Dessinateur virtuose plus que prolifique, Miguelanxo Prado a publié une grosse vingtaine de titres. Venu du trait hachuré, dense et nerveux, accompagnant un dessin virant vers le satirique, il penche rapidement pour la couleur directe où il excelle, notamment via l’usage de l’acrylique au pinceau, en applique très recouvrante, ne laissant que peu de place au blanc du papier (Trait de craie, 1993, Pierre et le loup, 1997). Il ne renonce pas au trait pour autant, adoptant pour Venin de femmes (1996) une ligne fine et diaphane que la couleur, appliquée en gamme étroite de tons, ne parvient pas à recouvrir.
Prado est un artiste multi récompensé, en Espagne (Prix national de la bande dessinée, 2012), mais aussi en Allemagne (Max und Moritz, 1990 et 1998) et en France (Alph-Art, 1991 et 1994, Grand Boum, 2001). Prado enseigne la bande dessinée à Pontevedra en Galice, au sein de l’école O Garaxe Hermético (Le Garage hermétique).

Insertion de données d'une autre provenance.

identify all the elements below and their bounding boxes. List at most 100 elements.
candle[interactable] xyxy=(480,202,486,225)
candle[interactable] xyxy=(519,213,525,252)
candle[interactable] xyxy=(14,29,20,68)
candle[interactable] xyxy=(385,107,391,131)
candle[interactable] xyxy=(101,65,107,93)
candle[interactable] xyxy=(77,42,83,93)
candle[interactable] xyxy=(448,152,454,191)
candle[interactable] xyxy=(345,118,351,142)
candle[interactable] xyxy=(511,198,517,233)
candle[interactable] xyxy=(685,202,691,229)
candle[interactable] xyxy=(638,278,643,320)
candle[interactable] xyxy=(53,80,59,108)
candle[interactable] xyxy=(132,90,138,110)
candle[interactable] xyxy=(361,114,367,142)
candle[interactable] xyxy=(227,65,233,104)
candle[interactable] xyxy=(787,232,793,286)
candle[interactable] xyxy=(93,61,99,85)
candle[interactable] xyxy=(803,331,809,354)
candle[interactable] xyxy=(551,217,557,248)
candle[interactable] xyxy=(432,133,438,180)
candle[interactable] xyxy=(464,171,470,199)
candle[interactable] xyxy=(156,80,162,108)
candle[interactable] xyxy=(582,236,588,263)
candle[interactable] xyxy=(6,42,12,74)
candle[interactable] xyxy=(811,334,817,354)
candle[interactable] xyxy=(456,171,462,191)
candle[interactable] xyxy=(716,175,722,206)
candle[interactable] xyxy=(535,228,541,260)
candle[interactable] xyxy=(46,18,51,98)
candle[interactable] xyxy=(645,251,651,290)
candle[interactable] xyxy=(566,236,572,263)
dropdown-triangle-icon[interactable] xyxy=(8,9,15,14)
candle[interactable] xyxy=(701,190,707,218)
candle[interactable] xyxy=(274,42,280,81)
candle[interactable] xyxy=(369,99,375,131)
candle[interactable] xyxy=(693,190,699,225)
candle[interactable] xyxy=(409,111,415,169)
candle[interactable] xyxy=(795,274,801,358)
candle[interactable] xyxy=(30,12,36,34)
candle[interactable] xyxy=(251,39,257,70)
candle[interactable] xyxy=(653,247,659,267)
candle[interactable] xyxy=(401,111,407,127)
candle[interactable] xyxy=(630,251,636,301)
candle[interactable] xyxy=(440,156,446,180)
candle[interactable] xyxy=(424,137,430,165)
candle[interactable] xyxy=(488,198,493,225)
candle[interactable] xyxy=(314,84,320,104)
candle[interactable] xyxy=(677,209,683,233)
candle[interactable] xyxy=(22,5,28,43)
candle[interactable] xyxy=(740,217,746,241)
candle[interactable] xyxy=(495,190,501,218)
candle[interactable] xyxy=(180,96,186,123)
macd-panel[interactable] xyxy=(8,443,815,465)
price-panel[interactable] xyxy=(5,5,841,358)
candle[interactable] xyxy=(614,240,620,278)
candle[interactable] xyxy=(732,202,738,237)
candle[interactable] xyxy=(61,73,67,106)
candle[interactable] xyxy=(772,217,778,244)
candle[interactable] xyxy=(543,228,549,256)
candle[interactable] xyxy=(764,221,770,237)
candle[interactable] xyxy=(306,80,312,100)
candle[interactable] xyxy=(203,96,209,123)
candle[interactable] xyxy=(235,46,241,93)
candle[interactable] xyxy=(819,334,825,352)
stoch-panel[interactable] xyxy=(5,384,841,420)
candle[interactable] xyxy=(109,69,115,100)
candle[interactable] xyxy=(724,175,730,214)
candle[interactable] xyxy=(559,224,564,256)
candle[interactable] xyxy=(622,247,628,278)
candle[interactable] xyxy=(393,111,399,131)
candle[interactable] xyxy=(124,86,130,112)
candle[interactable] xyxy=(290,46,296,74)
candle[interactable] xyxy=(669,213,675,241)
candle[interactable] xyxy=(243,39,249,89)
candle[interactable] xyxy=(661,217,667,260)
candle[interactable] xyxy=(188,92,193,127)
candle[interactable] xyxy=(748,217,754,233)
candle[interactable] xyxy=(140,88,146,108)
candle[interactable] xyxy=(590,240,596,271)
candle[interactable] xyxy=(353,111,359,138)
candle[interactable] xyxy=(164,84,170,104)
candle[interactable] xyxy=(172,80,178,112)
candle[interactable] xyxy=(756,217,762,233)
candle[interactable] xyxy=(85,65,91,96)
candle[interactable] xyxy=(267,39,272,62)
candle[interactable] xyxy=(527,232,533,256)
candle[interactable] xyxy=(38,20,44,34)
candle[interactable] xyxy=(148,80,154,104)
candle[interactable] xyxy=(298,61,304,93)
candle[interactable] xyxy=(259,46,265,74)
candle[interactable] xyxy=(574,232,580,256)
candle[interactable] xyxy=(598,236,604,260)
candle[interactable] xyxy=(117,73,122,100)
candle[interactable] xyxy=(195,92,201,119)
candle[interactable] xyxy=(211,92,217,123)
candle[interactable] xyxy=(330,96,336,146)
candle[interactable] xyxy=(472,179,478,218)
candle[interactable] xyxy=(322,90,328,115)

Originaire de Valence, né en 1969, Paco Roca est des auteurs de premier plan de la bande dessinée espagnole. Avec plus de trente titres publiés, il a été traduit dans une douzaine pays par des éditeurs de renom (La Cúpula, Delcourt, Fantagraphics, etc.). Près d’un tier de sa bibliographie est disponible en français. Récompensé à de multiples reprises, Roca a reçu un Eisner Award, un Inkpot de la San Diego Comic Con, le Grand Prix Romics de Rome. En Espagne, il a été récompensé par le Prix National de BD. Son trait net et clair le place parmi les adeptes de la ligne claire, de même que sa manière de mener des récits, qui privilégie la transmission des émotions et une grande fluidité narrative à la démonstration d’une virtuosité graphique.
Auteur de bande dessinée mais aussi illustrateur, Roca est né à Valence en 1969, ville où a effectué des études de Beaux-Arts et de Design. Il débute sa vie professionnelle en créant un studio d’illustration qui lui permet de coupler des travaux publicitaires avec la production de bande dessinée, cette dernière initié dès les années 1990 par une collaboration avec le magazine érotique de La Cúpula, Kiss Comics (publié en France sous son titre original, puis comme La Poudre aux rêves).
Paco Roca se tourne rapidement vers le marché français, en y publiant à compter du début du XXIe siècle. C’est en France qu’il rencontre son premier grand succès, avec Rides (2007, aujourd’hui La Tête en l’air), très rapidement porté en Espagne. Ce récit raconte, avec émotion mais également avec humour, le naufrage d’un homme dans la maladie d’Alzheimer. Ce sera le premier d’une suite de livres intimistes, s’attachant à la peinture des personnages, certains à caractère autobiographique (La Maison, 2016, Retour à l’Eden, 2022). Roca s’est encore penché sur des récits historiques, mettant en scène le milieu espagnol de la BD pendant la période franquiste (L’Hiver du dessinateur, 2010), ou celui les républicains espagnols émigrés en France et engagés dans l’armée française (La Nueve, 2014).
La présence espagnole sur le SoBD 2023 est co-organisée avec :
Né en 2001, Tebeosfera a pour objet l’étude de la bande dessinée espagnole. Créé par un groupe de spécialistes et de documentalistes du 9e art, l’entité s’est constituée en association en 2008, adoptant la dénomination Asociación Cultural Tebeosfera (ACyT). ACyT édite à la fois la revue spécialisée Tebeosfera ainsi qu’un répertoire en ligne de la bande dessinée espagnole et édite des ouvrages sur la bande dessinée ibérique. L’association, dont le siège est à Séville, est dirigée par Manuel Barrero et Félix López. La quinzaine de la bande dessinée espagnole du SoBD 2023 est co-organisée avec Tebeosfera.